S. Chrys. Notre-Seigneur réunit ensemble la sixième et la neuvième heure, parce que c'est alors qu'eut lieu la vocation du peuple juif, et que Dieu renouvela fréquemment ses alliances avec les hommes, comme pour leur annoncer que le temps marqué pour le salut du genre hu main n'était pas éloigné. - S. Grég. La onzième heure c'est le temps qui s'écoulera depuis l'avènement du Seigneur jusqu'à la fin du monde. L'ouvrier du matin, de la troisième, de la sixième et de la neuvième heure, c'est donc cet ancien peuple hébreu qui, dans la personne de ses élus, n'a point cessé de travailler à la vigne du Seigneur depuis le commencement du monde, en s'efforçant d'adorer Dieu avec une foi droite et sincère. A la onzième heure, ce sont les Gentils qui sont appelés. «Vers la onzième heure, il sortit», etc. Ils avaient négligé, dans le cours de tant de siècles, de travailler à la culture de leur âme, et ils passaient ainsi tout le jour sans rien faire. Mais remarquez ce qu'ils répondent à la question qui leur est faite: «Personne, lui dirent-ils, ne nous a loués».Aucun patriarche, en effet, aucun prophète n'était venu vers eux, et que signifient ces paroles: «Personne ne nous a loués»,si ce n'est: «Personne ne nous a fait connaître le chemin de la vie». - S. Chrys. (sur S. Matth). Quelle est donc la nature de cette convention, et quelle ré compense y est promise? C'est la promesse de la vie éternelle; car les Gentils étaient les seuls qui ne connaissaient ni Dieu ni les promesses éternelles de Dieu.
- S. Hil. (can. 20). Le Seigneur les envoie donc à sa vigne. «Et il leur dit: Allez, vous aussi, à ma vigne».
Rab. Après avoir fait connaître les conditions du travail pour la journée, le Sauveur, continuant son récit, arrive à l'heure du salaire, et dit: «Le soir étant venu», etc., c'est-à-dire lorsque le jour, qui comprend toute la durée du monde, était sur son déclin, et approchait de la consom mation de toutes choses. - S. Chrys. (sur S. Matth).

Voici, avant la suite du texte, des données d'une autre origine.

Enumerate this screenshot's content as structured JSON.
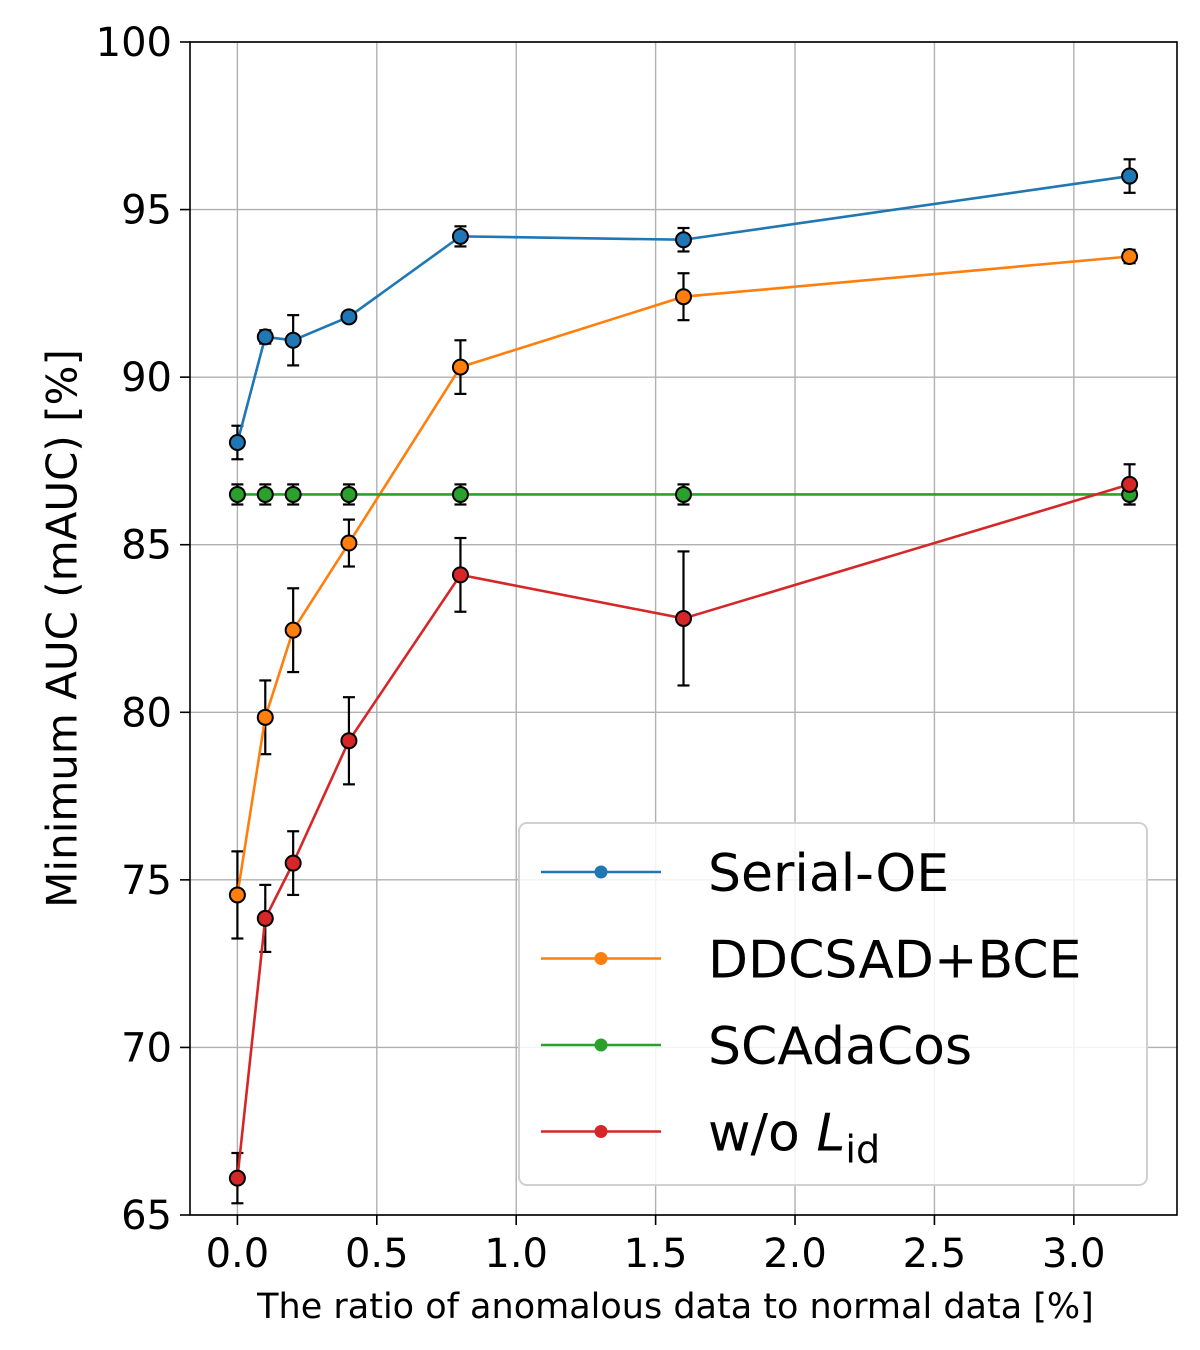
{
  "chart_data": {
    "type": "line",
    "title": "",
    "xlabel": "The ratio of anomalous data to normal data [%]",
    "ylabel": "Minimum AUC (mAUC) [%]",
    "xlim": [
      -0.17,
      3.37
    ],
    "ylim": [
      65,
      100
    ],
    "xticks": [
      "0.0",
      "0.5",
      "1.0",
      "1.5",
      "2.0",
      "2.5",
      "3.0"
    ],
    "yticks": [
      "65",
      "70",
      "75",
      "80",
      "85",
      "90",
      "95",
      "100"
    ],
    "grid": true,
    "legend_position": "lower-right",
    "x": [
      0.0,
      0.1,
      0.2,
      0.4,
      0.8,
      1.6,
      3.2
    ],
    "series": [
      {
        "name": "Serial-OE",
        "color": "#1f77b4",
        "values": [
          88.05,
          91.2,
          91.1,
          91.8,
          94.2,
          94.1,
          96.0
        ],
        "errors": [
          0.5,
          0.2,
          0.75,
          0.15,
          0.3,
          0.35,
          0.5
        ]
      },
      {
        "name": "DDCSAD+BCE",
        "color": "#ff7f0e",
        "values": [
          74.55,
          79.85,
          82.45,
          85.05,
          90.3,
          92.4,
          93.6
        ],
        "errors": [
          1.3,
          1.1,
          1.25,
          0.7,
          0.8,
          0.7,
          0.2
        ]
      },
      {
        "name": "SCAdaCos",
        "color": "#2ca02c",
        "values": [
          86.5,
          86.5,
          86.5,
          86.5,
          86.5,
          86.5,
          86.5
        ],
        "errors": [
          0.3,
          0.3,
          0.3,
          0.3,
          0.3,
          0.3,
          0.3
        ]
      },
      {
        "name": "w/o L",
        "name_subscript": "id",
        "color": "#d62728",
        "values": [
          66.1,
          73.85,
          75.5,
          79.15,
          84.1,
          82.8,
          86.8
        ],
        "errors": [
          0.75,
          1.0,
          0.95,
          1.3,
          1.1,
          2.0,
          0.6
        ]
      }
    ]
  }
}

Remarquez que c'est le soir du même jour, et non le matin suivant, que le père de famille donne à chacun ce qui lui est dû. Ce sera donc pendant la durée du siècle présent qu'aura lieu le jugement après lequel chacun recevra sa récompense; et cela pour deux raisons: la première, c'est que la bienheureuse éternité doit être la récompense de la justice, et qu'il faut par conséquent que le jugement la précède; la seconde raison pour laquelle le jugement doit précéder le jour de l'éternité, c'est afin que les pécheurs ne soient pas témoins du bonheur de ce jour éternel.

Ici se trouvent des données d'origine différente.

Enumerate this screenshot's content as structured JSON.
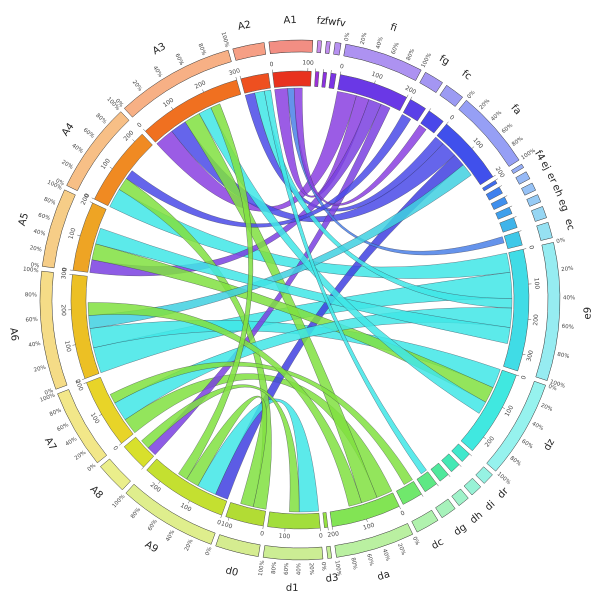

«Et le maître dit à son intendant», c'est-à-dire le Fils à l'Esprit saint. - La Glose. Ou bien, si vous aimez mieux, le Père dit au Fils, car le Père agit par le Fils, et le Fils par l'Esprit saint, sans qu'il y ait entre eux aucune différence de nature ou de dignité. - Orig. Ou bien encore, le maître dit à son intendant, c'est-à-dire à l'ange chargé de la distribution des récompenses, ou à l'un de ces nombreux intendants dont l'Apôtre a dit: «L'héritier est sous la puissance des tuteurs et des curateurs pendant tout le temps de son enfance». (Ga 4,1-2). -
Remi. Ou bien enfin, c'est Notre-Seigneur Jésus-Christ lui-même, qui est à la fois le père de famille et l'intendant du maître de la vigne, comme il est lui-même la porte et le portier; car c'est lui qui doit venir juger les hommes, et rendre à chacun selon ses oeuvres. C'est donc au moment où les hommes seront réunis pour le jugement dernier, après lequel chacun recevra selon ses oeu vres, qu'il appellera les ouvriers pour leur donner une récompense.

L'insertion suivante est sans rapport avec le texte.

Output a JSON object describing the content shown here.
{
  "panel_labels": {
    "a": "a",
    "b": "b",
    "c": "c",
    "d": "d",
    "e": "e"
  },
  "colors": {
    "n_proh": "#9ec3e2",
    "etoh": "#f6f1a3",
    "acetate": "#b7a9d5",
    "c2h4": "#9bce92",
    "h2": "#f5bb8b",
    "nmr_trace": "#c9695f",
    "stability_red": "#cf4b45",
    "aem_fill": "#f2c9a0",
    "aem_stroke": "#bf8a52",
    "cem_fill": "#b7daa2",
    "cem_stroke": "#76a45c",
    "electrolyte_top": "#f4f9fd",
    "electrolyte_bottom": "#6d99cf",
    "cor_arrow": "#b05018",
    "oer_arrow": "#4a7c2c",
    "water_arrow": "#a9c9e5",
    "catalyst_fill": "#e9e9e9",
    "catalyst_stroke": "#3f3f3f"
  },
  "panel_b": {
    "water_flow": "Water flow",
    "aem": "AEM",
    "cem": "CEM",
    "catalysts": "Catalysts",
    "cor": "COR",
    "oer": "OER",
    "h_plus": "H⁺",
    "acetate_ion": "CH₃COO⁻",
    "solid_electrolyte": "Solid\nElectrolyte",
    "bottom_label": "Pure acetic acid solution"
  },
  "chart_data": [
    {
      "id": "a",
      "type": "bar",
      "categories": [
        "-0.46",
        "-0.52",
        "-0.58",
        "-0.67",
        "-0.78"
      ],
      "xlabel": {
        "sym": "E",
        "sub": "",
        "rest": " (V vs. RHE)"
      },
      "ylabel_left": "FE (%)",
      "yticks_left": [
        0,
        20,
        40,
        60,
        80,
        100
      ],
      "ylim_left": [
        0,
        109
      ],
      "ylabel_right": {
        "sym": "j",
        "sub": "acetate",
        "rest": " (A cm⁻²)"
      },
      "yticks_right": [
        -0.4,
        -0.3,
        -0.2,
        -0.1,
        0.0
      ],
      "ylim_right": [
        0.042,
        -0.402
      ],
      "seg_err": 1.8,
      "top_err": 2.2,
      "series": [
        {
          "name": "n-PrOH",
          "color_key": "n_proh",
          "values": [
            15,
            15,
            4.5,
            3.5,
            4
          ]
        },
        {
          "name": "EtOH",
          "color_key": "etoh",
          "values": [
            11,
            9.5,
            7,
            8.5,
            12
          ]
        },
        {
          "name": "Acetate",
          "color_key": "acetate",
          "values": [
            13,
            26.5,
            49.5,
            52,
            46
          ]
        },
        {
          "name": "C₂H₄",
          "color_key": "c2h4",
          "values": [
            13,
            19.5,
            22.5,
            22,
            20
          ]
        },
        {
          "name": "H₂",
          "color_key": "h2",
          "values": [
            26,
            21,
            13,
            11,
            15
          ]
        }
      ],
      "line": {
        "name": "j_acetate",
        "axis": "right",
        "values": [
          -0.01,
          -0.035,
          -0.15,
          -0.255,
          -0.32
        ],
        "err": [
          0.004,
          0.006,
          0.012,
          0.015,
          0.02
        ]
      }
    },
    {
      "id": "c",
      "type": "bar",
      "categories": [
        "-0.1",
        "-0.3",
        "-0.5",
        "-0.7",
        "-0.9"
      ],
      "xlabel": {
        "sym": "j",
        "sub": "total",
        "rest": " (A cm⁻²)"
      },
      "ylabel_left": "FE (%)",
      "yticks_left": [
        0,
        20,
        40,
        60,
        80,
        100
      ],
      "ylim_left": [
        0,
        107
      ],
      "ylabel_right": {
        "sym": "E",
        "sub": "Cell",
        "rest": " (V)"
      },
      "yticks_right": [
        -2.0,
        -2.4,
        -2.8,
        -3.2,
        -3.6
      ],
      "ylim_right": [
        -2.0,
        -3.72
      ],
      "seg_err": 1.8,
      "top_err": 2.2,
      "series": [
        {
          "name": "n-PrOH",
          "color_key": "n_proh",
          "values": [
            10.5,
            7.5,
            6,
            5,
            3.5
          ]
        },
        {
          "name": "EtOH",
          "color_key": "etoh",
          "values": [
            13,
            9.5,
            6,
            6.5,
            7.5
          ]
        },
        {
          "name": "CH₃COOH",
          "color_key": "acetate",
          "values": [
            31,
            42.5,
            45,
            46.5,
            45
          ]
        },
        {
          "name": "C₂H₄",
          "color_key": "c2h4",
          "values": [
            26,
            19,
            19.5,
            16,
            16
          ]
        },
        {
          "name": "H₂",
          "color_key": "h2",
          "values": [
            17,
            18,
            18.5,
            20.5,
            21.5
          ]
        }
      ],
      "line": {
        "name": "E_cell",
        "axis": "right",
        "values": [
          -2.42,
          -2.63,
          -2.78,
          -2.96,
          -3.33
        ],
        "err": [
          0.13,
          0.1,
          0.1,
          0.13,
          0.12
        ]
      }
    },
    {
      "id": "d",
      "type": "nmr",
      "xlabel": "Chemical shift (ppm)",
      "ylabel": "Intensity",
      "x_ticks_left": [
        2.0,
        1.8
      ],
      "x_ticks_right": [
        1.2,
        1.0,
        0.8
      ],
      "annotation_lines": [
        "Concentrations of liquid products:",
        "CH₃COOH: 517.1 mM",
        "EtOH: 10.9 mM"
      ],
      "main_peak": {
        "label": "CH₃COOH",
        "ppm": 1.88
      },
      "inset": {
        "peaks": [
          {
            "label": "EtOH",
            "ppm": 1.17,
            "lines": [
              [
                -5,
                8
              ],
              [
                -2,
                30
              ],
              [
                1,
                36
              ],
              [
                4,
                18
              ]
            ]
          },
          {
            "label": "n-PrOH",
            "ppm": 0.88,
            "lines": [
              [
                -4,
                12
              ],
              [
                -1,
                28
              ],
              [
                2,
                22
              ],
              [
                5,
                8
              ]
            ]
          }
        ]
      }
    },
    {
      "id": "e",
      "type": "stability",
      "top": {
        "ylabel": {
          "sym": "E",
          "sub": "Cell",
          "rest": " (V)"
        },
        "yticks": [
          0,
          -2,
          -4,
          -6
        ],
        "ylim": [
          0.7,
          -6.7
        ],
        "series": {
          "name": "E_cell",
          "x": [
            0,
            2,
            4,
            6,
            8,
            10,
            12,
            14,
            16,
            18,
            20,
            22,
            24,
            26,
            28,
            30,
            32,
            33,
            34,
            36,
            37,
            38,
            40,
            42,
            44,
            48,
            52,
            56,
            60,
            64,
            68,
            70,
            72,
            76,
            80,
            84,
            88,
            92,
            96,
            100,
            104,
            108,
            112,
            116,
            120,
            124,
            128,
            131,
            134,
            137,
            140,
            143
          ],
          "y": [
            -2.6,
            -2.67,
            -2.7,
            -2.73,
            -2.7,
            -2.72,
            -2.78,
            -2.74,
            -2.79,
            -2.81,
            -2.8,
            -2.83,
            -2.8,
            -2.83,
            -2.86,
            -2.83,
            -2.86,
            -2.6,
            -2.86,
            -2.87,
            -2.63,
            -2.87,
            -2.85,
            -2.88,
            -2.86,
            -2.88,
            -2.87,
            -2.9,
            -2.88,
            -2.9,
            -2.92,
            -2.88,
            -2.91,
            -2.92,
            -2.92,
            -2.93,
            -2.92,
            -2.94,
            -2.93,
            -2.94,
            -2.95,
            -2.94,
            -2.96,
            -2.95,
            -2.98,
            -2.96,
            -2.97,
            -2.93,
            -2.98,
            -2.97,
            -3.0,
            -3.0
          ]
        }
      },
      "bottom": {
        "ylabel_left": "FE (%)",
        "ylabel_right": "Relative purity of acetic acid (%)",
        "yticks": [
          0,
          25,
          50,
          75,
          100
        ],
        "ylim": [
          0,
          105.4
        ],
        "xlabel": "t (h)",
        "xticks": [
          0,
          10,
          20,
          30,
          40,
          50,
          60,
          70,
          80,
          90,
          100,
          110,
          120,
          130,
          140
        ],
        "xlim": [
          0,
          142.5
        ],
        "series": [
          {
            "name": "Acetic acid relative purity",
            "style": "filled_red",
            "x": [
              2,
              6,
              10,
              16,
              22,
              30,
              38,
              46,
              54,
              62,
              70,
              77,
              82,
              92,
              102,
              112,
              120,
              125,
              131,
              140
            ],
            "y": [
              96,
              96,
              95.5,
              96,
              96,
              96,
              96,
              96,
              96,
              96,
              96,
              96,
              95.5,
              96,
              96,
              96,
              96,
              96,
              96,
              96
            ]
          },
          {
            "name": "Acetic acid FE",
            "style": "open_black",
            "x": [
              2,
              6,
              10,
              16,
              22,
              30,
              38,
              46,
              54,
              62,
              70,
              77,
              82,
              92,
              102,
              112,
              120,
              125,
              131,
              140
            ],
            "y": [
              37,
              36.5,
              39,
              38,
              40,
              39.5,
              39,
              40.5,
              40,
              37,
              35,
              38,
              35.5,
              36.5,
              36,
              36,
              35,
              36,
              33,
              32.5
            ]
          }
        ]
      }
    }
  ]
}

Orig. Or, les premiers ouvriers, que leur foi avait rendus recommandables, n'ont pas reçu l'effet des promesses, le père de famille ayant voulu, par une faveur particulière pour nous, qu'ils ne reçoivent qu'avec nous l'accomplissement de leur félicité. (He 11,39-40). Et comme nous avons été l'objet d'une miséricorde toute spéciale, nous espérons recevoir les premiers la récompense, tandis que ceux qui ont travaillé avant nous ne la recevront qu'après nous: «Appelez les ouvriers, et payez-les en commençant par les derniers». - S. Chrys. (sur S. Matth). En effet, nous donnons toujours plus volontiers à ceux qui n'ont aucun droit à notre libéralité; car nous donnons alors en vue de l'honneur qui nous en revient. Dieu se montre donc juste en donnant aux saints la récompense qu'il leur a promise, et miséricordieux, en l'accordant aux Gentils selon ces paroles de saint Paul: «Or, les Gentils doivent glorifier Dieu de la miséricorde qu'il leur a faite»; voilà pourquoi le maître ajoute: «En commençant par les derniers jusqu'aux premiers». C'est aussi pour faire éclater son ineffable miséricorde que Dieu récompense ainsi les derniers et les moins dignes, avant de récompenser les premiers; car une miséricorde infinie n'examine pas l'ordre et le rang des personnes. - S. Aug. (de l'esprit et de la lettre, chap. 24). Ou bien, les moins dignes ou les derniers se trouvent les premiers, parce qu'ils ont attendu moins longtemps leur récompense.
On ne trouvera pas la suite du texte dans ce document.